# New Bass Fishing Forum



## nodakoutdoors.com

I'm seeking some help with a new forum (sister site) that went live today.

http://www.bassfishingchat.com

I could use some help with the Nodak members signing up and getting it going, and help me expose any new bugs.

I REALLY appreciate it guys!


----------



## Ryan_Todd

hey chris i just tried to log in on the new bass forum and my user name didn't work. do i need to set up a new user name and password? i think this is a good idea will go over well. thanks


----------



## nodakoutdoors.com

I just loaded all the usernames from Nodak.

I started the database from scratch, but I guess it only makes sense to save everyone the hassle from registering again.
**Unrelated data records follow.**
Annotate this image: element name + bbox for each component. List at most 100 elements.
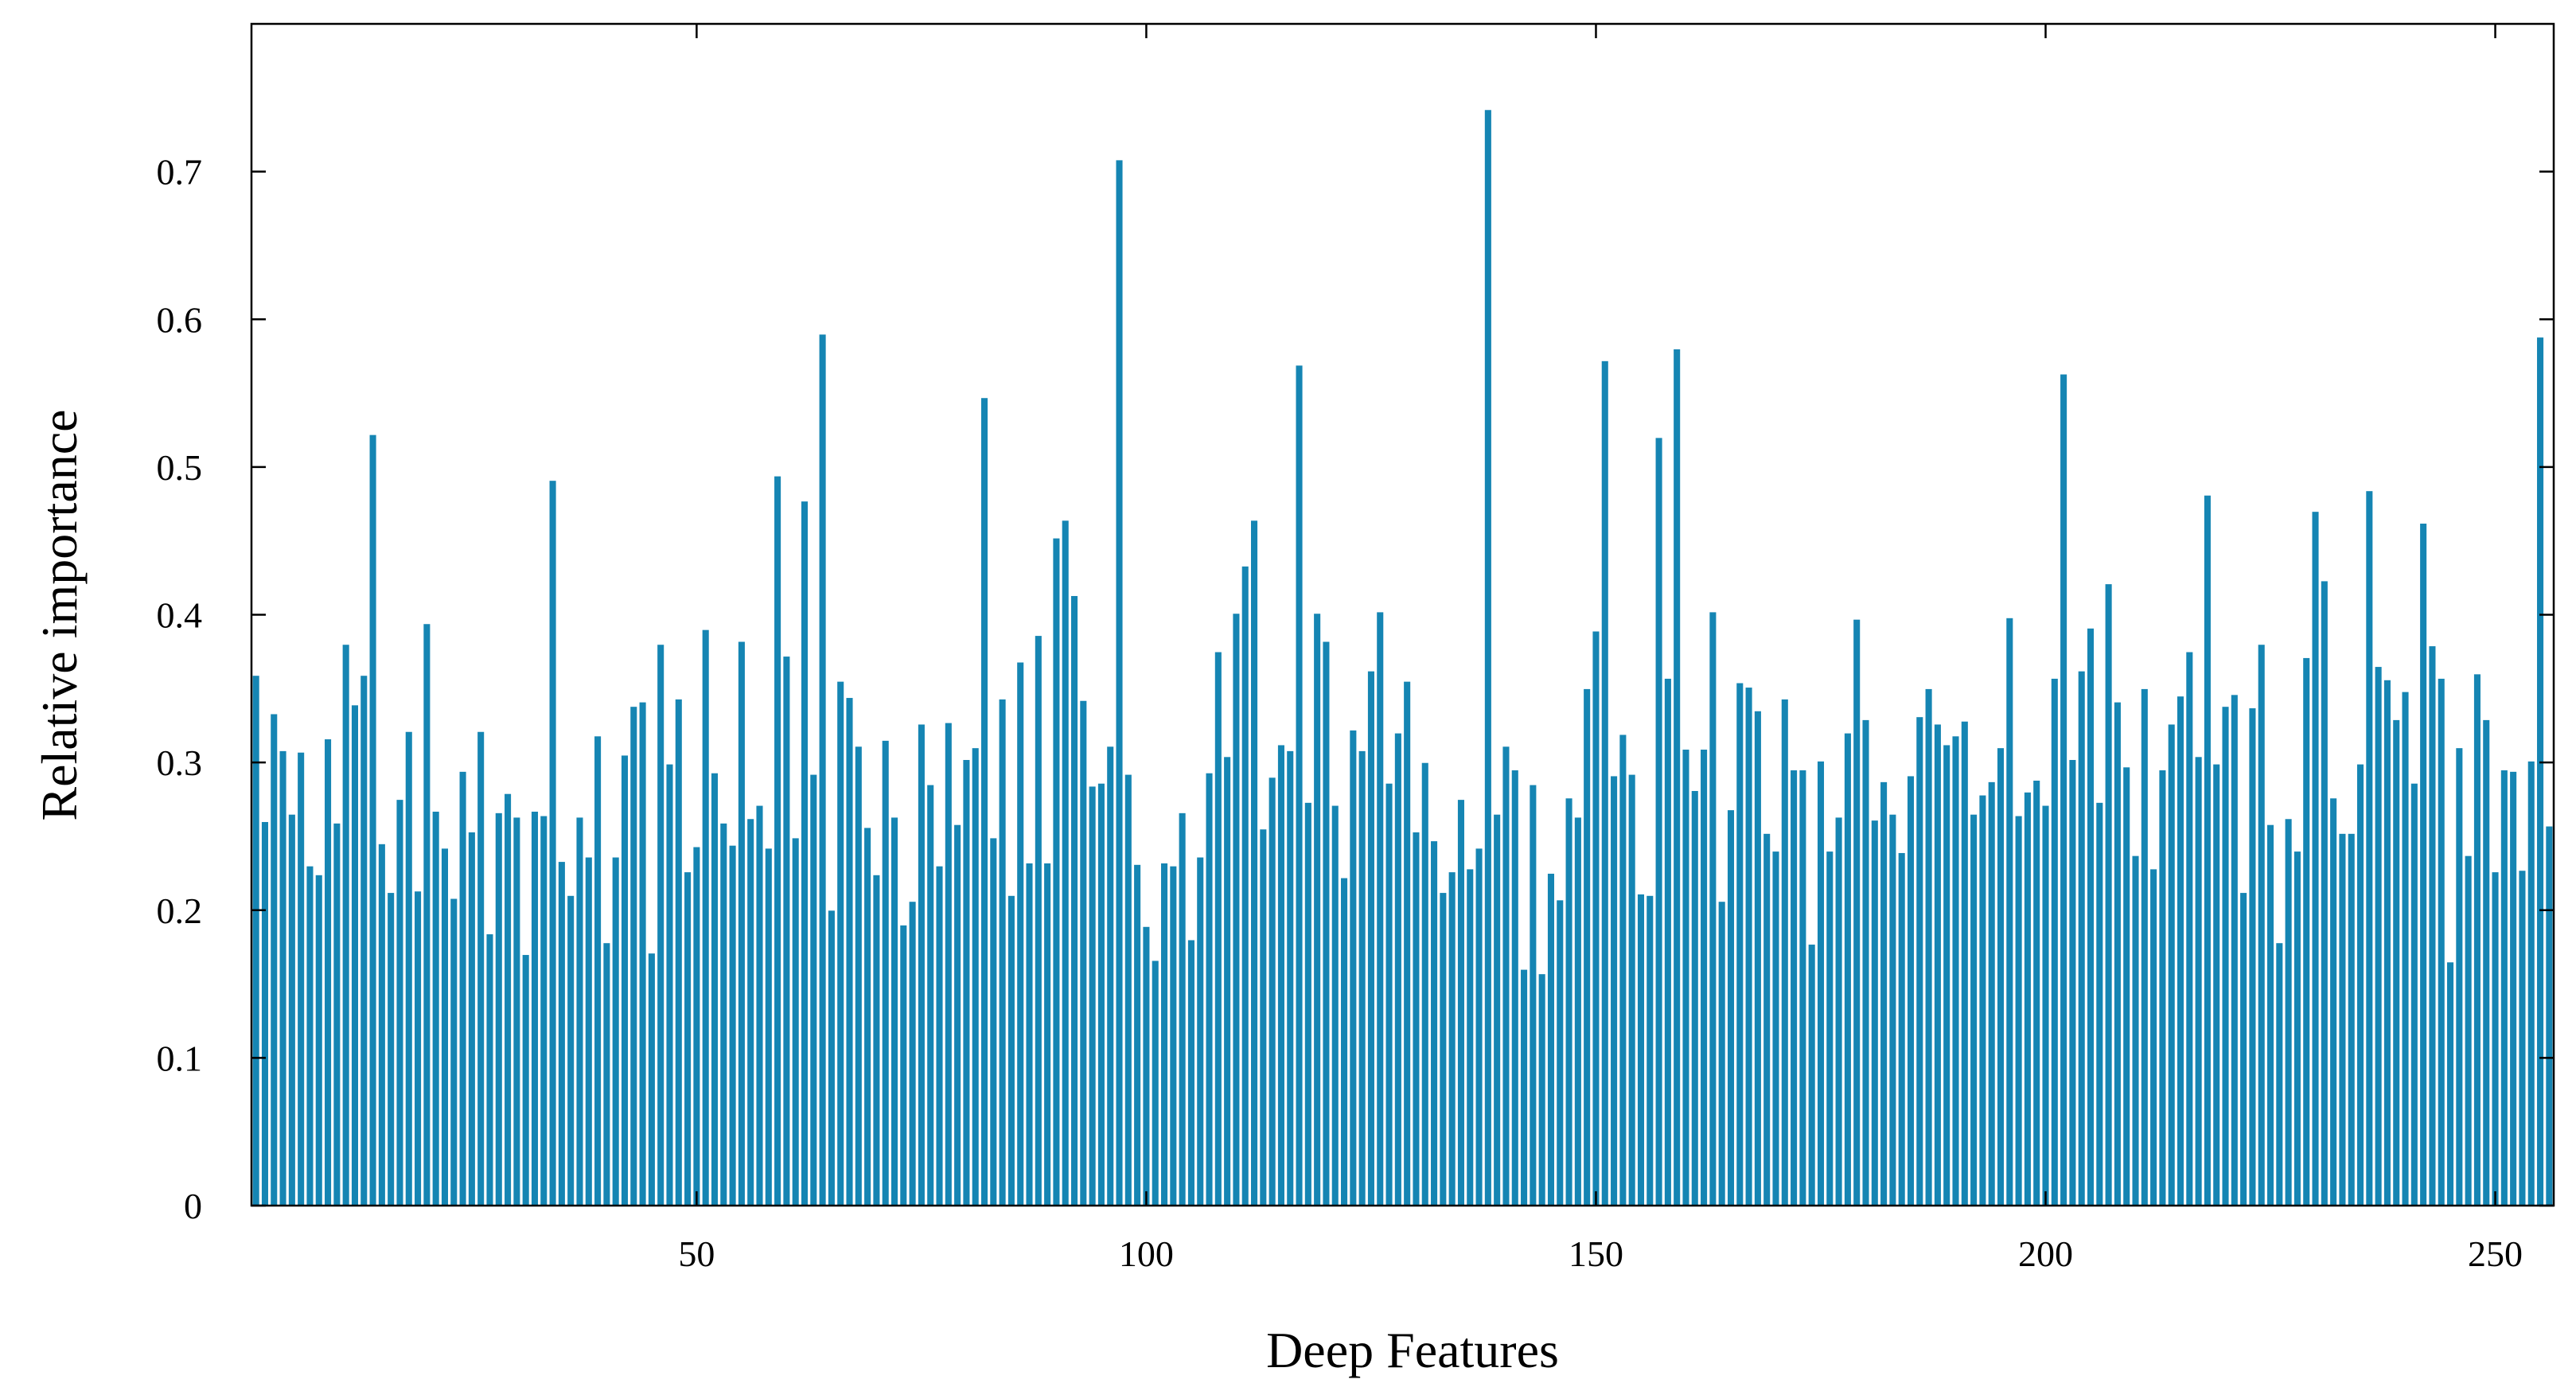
bar-feature-221 xyxy=(2230,694,2239,1206)
bar-feature-160 xyxy=(1682,748,1690,1206)
bar-feature-43 xyxy=(629,705,638,1206)
bar-feature-161 xyxy=(1690,789,1700,1206)
bar-feature-28 xyxy=(494,812,504,1206)
bar-feature-48 xyxy=(674,698,684,1206)
bar-feature-173 xyxy=(1799,769,1807,1206)
bar-feature-104 xyxy=(1178,812,1187,1206)
bar-feature-18 xyxy=(404,731,414,1206)
bar-feature-87 xyxy=(1025,862,1034,1206)
bar-feature-167 xyxy=(1744,686,1753,1206)
bar-feature-64 xyxy=(818,333,827,1206)
bar-feature-101 xyxy=(1151,960,1159,1206)
bar-feature-185 xyxy=(1906,775,1915,1206)
bar-feature-143 xyxy=(1529,784,1537,1206)
bar-feature-253 xyxy=(2518,870,2527,1206)
bar-feature-162 xyxy=(1699,748,1709,1206)
bar-feature-215 xyxy=(2176,695,2185,1206)
bar-feature-12 xyxy=(350,704,360,1206)
bar-feature-158 xyxy=(1663,677,1673,1206)
bar-feature-31 xyxy=(521,953,530,1206)
bar-feature-88 xyxy=(1034,634,1043,1206)
bar-feature-71 xyxy=(881,739,890,1206)
bar-feature-61 xyxy=(791,837,800,1206)
bar-feature-244 xyxy=(2437,677,2445,1206)
bar-feature-3 xyxy=(270,713,279,1206)
bar-feature-149 xyxy=(1582,688,1592,1206)
bar-feature-52 xyxy=(710,772,719,1206)
bar-feature-201 xyxy=(2050,677,2060,1206)
bar-feature-169 xyxy=(1762,832,1771,1206)
bar-feature-228 xyxy=(2293,850,2302,1206)
bar-feature-227 xyxy=(2284,818,2293,1206)
bar-feature-246 xyxy=(2455,746,2464,1206)
bar-feature-171 xyxy=(1780,698,1790,1206)
bar-feature-225 xyxy=(2266,824,2275,1206)
bar-feature-103 xyxy=(1169,865,1178,1206)
bar-feature-65 xyxy=(827,910,836,1206)
bar-feature-249 xyxy=(2482,719,2491,1206)
x-tick-label: 200 xyxy=(2018,1233,2073,1274)
bar-feature-174 xyxy=(1807,943,1816,1206)
bar-feature-79 xyxy=(953,824,962,1206)
bar-feature-6 xyxy=(296,751,306,1206)
bar-feature-178 xyxy=(1843,732,1853,1206)
bar-feature-242 xyxy=(2418,522,2428,1206)
bar-feature-236 xyxy=(2365,489,2374,1206)
bar-feature-138 xyxy=(1483,109,1493,1206)
bar-feature-17 xyxy=(396,798,404,1206)
bar-feature-27 xyxy=(485,933,494,1206)
axis-ticks xyxy=(251,24,2554,1207)
bar-feature-34 xyxy=(548,479,557,1206)
bar-feature-189 xyxy=(1942,744,1951,1206)
bar-feature-110 xyxy=(1232,613,1241,1206)
bar-feature-217 xyxy=(2194,756,2203,1206)
bar-feature-154 xyxy=(1627,773,1636,1206)
bar-feature-133 xyxy=(1439,891,1448,1206)
bar-feature-230 xyxy=(2311,510,2320,1206)
bar-feature-70 xyxy=(872,874,881,1206)
bar-feature-175 xyxy=(1816,760,1826,1206)
bar-feature-100 xyxy=(1142,925,1151,1206)
bar-feature-190 xyxy=(1951,735,1960,1206)
bar-feature-5 xyxy=(287,813,297,1206)
bars-group xyxy=(251,109,2554,1206)
bar-feature-56 xyxy=(746,818,755,1206)
bar-feature-252 xyxy=(2508,770,2518,1206)
bar-feature-55 xyxy=(737,641,746,1206)
bar-feature-194 xyxy=(1987,781,1996,1206)
bar-feature-200 xyxy=(2041,805,2050,1206)
bar-feature-40 xyxy=(602,941,611,1206)
bar-feature-117 xyxy=(1295,364,1304,1206)
bar-feature-66 xyxy=(836,680,845,1206)
bar-feature-80 xyxy=(962,758,971,1206)
bar-feature-170 xyxy=(1771,850,1780,1206)
x-tick-label: 100 xyxy=(1119,1233,1174,1274)
y-tick-label: 0.2 xyxy=(157,890,203,931)
bar-feature-247 xyxy=(2464,855,2473,1206)
y-tick-label: 0.4 xyxy=(157,595,203,636)
bar-feature-67 xyxy=(845,696,854,1206)
bar-feature-166 xyxy=(1736,682,1744,1206)
y-tick-label: 0.5 xyxy=(157,447,203,488)
bar-feature-1 xyxy=(251,675,260,1206)
bar-feature-209 xyxy=(2122,766,2131,1206)
bar-feature-188 xyxy=(1933,723,1943,1206)
bar-feature-58 xyxy=(764,848,774,1206)
bar-feature-243 xyxy=(2428,645,2437,1206)
bar-feature-132 xyxy=(1429,840,1439,1206)
bar-feature-172 xyxy=(1789,769,1799,1206)
bar-feature-23 xyxy=(450,898,458,1206)
bar-feature-213 xyxy=(2158,769,2167,1206)
bar-feature-203 xyxy=(2068,758,2077,1206)
bar-feature-99 xyxy=(1132,863,1142,1206)
bar-feature-112 xyxy=(1249,520,1259,1206)
bar-feature-144 xyxy=(1537,972,1546,1206)
bar-feature-197 xyxy=(2014,815,2023,1206)
bar-feature-38 xyxy=(584,856,594,1206)
bar-feature-152 xyxy=(1609,775,1619,1206)
bar-feature-45 xyxy=(647,952,657,1206)
bar-feature-151 xyxy=(1600,360,1610,1206)
bar-feature-216 xyxy=(2185,651,2194,1206)
bar-feature-91 xyxy=(1061,520,1070,1206)
bar-feature-4 xyxy=(279,750,287,1206)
Bob and Decoyer, your usernames got dropped when the list was added so use your username/password from Nodak (unless it was the same...nothing changes).


----------



## Militant_Tiger

the color scheme is crappy, it needs to be more like nodak, brighter


----------



## nodakoutdoors.com

Do you find it hard to read?


----------



## Militant_Tiger

harder to read and it puts you in a bad mood, on this site its lighter and you can not only see better but you are also in a better mood based on the colors


----------



## nodakoutdoors.com

I lightened it up a bit. More of a lighter gray than a darker. Let me know if you find it brighter.
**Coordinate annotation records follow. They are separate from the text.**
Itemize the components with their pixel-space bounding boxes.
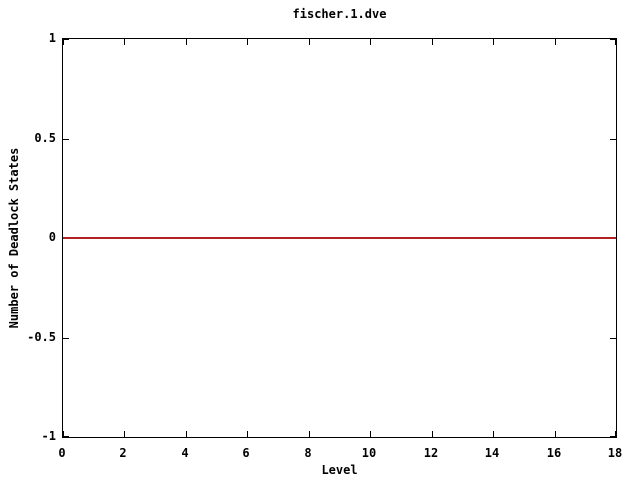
x-tick-mark-mirror [370,39,371,45]
x-tick-label: 16 [546,446,562,460]
y-tick-mark [63,338,69,339]
y-tick-mark-mirror [610,39,616,40]
x-tick-mark-mirror [309,39,310,45]
x-tick-mark [615,431,616,437]
x-tick-mark [370,431,371,437]
y-tick-label: 0.5 [34,131,56,145]
x-tick-label: 4 [181,446,189,460]
x-axis-label: Level [321,463,358,477]
x-tick-mark-mirror [615,39,616,45]
y-tick-label: -0.5 [27,330,56,344]
x-tick-mark [63,431,64,437]
x-tick-label: 10 [361,446,377,460]
x-tick-mark [186,431,187,437]
plot-area [62,38,617,438]
y-tick-mark [63,436,69,437]
y-tick-mark [63,139,69,140]
x-tick-mark [124,431,125,437]
x-tick-mark-mirror [63,39,64,45]
x-tick-label: 8 [304,446,312,460]
x-tick-mark [555,431,556,437]
y-tick-mark-mirror [610,436,616,437]
y-tick-label: 0 [48,230,56,244]
x-tick-mark [309,431,310,437]
x-tick-mark [247,431,248,437]
chart-title: fischer.1.dve [292,7,387,21]
y-tick-mark-mirror [610,338,616,339]
x-tick-mark-mirror [124,39,125,45]
x-tick-label: 14 [484,446,500,460]
y-tick-mark-mirror [610,139,616,140]
x-tick-mark-mirror [186,39,187,45]
y-tick-mark [63,39,69,40]
x-tick-mark-mirror [432,39,433,45]
x-tick-mark-mirror [493,39,494,45]
x-tick-label: 6 [242,446,250,460]
x-tick-mark [432,431,433,437]
x-tick-label: 2 [119,446,127,460]
series-line-deadlock-states [63,237,616,239]
x-tick-mark-mirror [247,39,248,45]
y-tick-label: -1 [41,429,56,443]
x-tick-mark [493,431,494,437]
y-tick-label: 1 [48,31,56,45]
x-tick-label: 0 [58,446,66,460]
x-tick-mark-mirror [555,39,556,45]
x-tick-label: 12 [423,446,439,460]
x-tick-label: 18 [607,446,623,460]
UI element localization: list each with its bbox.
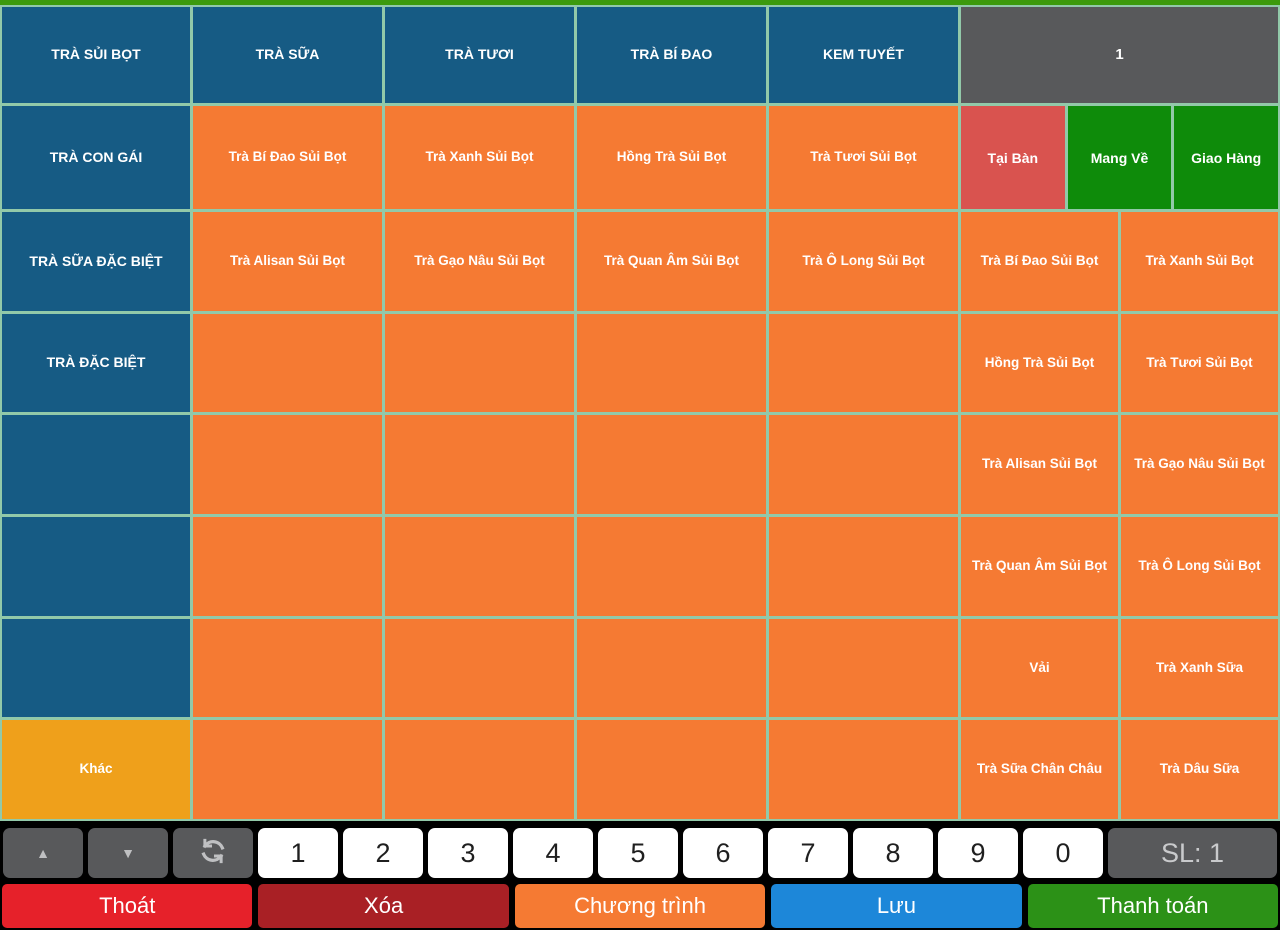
product-button[interactable]: Trà Dâu Sữa [1121,720,1278,819]
quantity-display: SL: 1 [1108,828,1277,878]
empty-product-slot [385,313,574,413]
empty-product-slot [577,618,766,718]
product-button[interactable]: Trà Xanh Sủi Bọt [385,106,574,209]
category-tab-kem-tuyet[interactable]: KEM TUYẾT [769,7,958,103]
scroll-up-button[interactable]: ▲ [3,828,83,878]
refresh-icon [198,836,228,871]
product-button[interactable]: Trà Ô Long Sủi Bọt [1121,516,1278,616]
product-button[interactable]: Trà Gạo Nâu Sủi Bọt [1121,415,1278,514]
category-tab-tra-sua[interactable]: TRÀ SỮA [193,7,382,103]
order-type-giao-hang-button[interactable]: Giao Hàng [1174,106,1278,209]
digit-key-2[interactable]: 2 [343,828,423,878]
empty-product-slot [769,415,958,514]
product-button[interactable]: Trà Sữa Chân Châu [961,720,1118,819]
exit-button[interactable]: Thoát [2,884,253,928]
empty-category-slot [2,415,190,514]
empty-product-slot [385,618,574,718]
empty-product-slot [193,415,382,514]
arrow-down-icon: ▼ [121,845,135,861]
empty-product-slot [385,516,574,616]
order-type-tai-ban-button[interactable]: Tại Bàn [961,106,1065,209]
empty-product-slot [577,720,766,819]
delete-button[interactable]: Xóa [258,884,509,928]
digit-key-3[interactable]: 3 [428,828,508,878]
product-button[interactable]: Trà Quan Âm Sủi Bọt [577,212,766,311]
digit-key-0[interactable]: 0 [1023,828,1103,878]
product-button[interactable]: Trà Quan Âm Sủi Bọt [961,516,1118,616]
digit-key-7[interactable]: 7 [768,828,848,878]
pos-product-grid: TRÀ SỦI BỌT TRÀ SỮA TRÀ TƯƠI TRÀ BÍ ĐAO … [0,5,1280,821]
category-tab-tra-tuoi[interactable]: TRÀ TƯƠI [385,7,574,103]
order-type-mang-ve-button[interactable]: Mang Về [1067,106,1172,209]
empty-product-slot [769,618,958,718]
empty-product-slot [385,415,574,514]
empty-product-slot [193,516,382,616]
category-tab-tra-dac-biet[interactable]: TRÀ ĐẶC BIỆT [2,313,190,413]
digit-key-4[interactable]: 4 [513,828,593,878]
category-tab-tra-bi-dao[interactable]: TRÀ BÍ ĐAO [577,7,766,103]
empty-product-slot [769,516,958,616]
empty-product-slot [577,313,766,413]
top-accent-strip [0,0,1280,5]
product-button[interactable]: Trà Bí Đao Sủi Bọt [193,106,382,209]
product-button[interactable]: Trà Ô Long Sủi Bọt [769,212,958,311]
empty-product-slot [769,313,958,413]
empty-category-slot [2,516,190,616]
action-bar: Thoát Xóa Chương trình Lưu Thanh toán [0,878,1280,928]
save-button[interactable]: Lưu [771,884,1022,928]
empty-product-slot [769,720,958,819]
program-button[interactable]: Chương trình [514,884,766,928]
product-button[interactable]: Trà Alisan Sủi Bọt [193,212,382,311]
empty-product-slot [193,618,382,718]
product-button[interactable]: Trà Gạo Nâu Sủi Bọt [385,212,574,311]
empty-product-slot [193,720,382,819]
arrow-up-icon: ▲ [36,845,50,861]
product-button[interactable]: Hồng Trà Sủi Bọt [961,313,1118,413]
product-button[interactable]: Trà Tươi Sủi Bọt [769,106,958,209]
product-button[interactable]: Trà Xanh Sủi Bọt [1121,212,1278,311]
category-tab-tra-sui-bot[interactable]: TRÀ SỦI BỌT [2,7,190,103]
keypad-bar: ▲ ▼ 1 2 3 4 5 6 7 8 9 0 SL: 1 [0,821,1280,878]
empty-product-slot [385,720,574,819]
order-type-group: Tại Bàn Mang Về Giao Hàng [961,106,1278,209]
product-button[interactable]: Trà Bí Đao Sủi Bọt [961,212,1118,311]
empty-product-slot [577,415,766,514]
product-button[interactable]: Trà Xanh Sữa [1121,618,1278,718]
product-button[interactable]: Vải [961,618,1118,718]
order-number-tab[interactable]: 1 [961,7,1278,103]
scroll-down-button[interactable]: ▼ [88,828,168,878]
digit-key-6[interactable]: 6 [683,828,763,878]
product-button[interactable]: Trà Alisan Sủi Bọt [961,415,1118,514]
empty-product-slot [577,516,766,616]
digit-key-9[interactable]: 9 [938,828,1018,878]
digit-key-1[interactable]: 1 [258,828,338,878]
empty-product-slot [193,313,382,413]
refresh-button[interactable] [173,828,253,878]
product-button[interactable]: Trà Tươi Sủi Bọt [1121,313,1278,413]
category-tab-khac[interactable]: Khác [2,720,190,819]
pay-button[interactable]: Thanh toán [1027,884,1279,928]
empty-category-slot [2,618,190,718]
digit-key-8[interactable]: 8 [853,828,933,878]
digit-key-5[interactable]: 5 [598,828,678,878]
category-tab-tra-sua-dac-biet[interactable]: TRÀ SỮA ĐẶC BIỆT [2,212,190,311]
product-button[interactable]: Hồng Trà Sủi Bọt [577,106,766,209]
category-tab-tra-con-gai[interactable]: TRÀ CON GÁI [2,106,190,209]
I also noticed for the past couple weeks new users have been unable to register...so we should start expecting new bass gurus. :-?


----------



## Ryan_Todd

hey chris would i be able to become a supporting member on the site? just wondering. by the way it does look better and is easier to read.
Ryan


----------



## bigblackfoot

Just signed up Chris. I like the site though. :beer:


----------



## Shu

Chris - I would suggest getting rid of the black and gray and maybe going to the same background you have on this site. The site looks good, except for the "doom and gloom" graphics.


----------



## Bagman

Has this site been shut down or is there some tech problem? The link now comes up 'FORBIDDEN'.


----------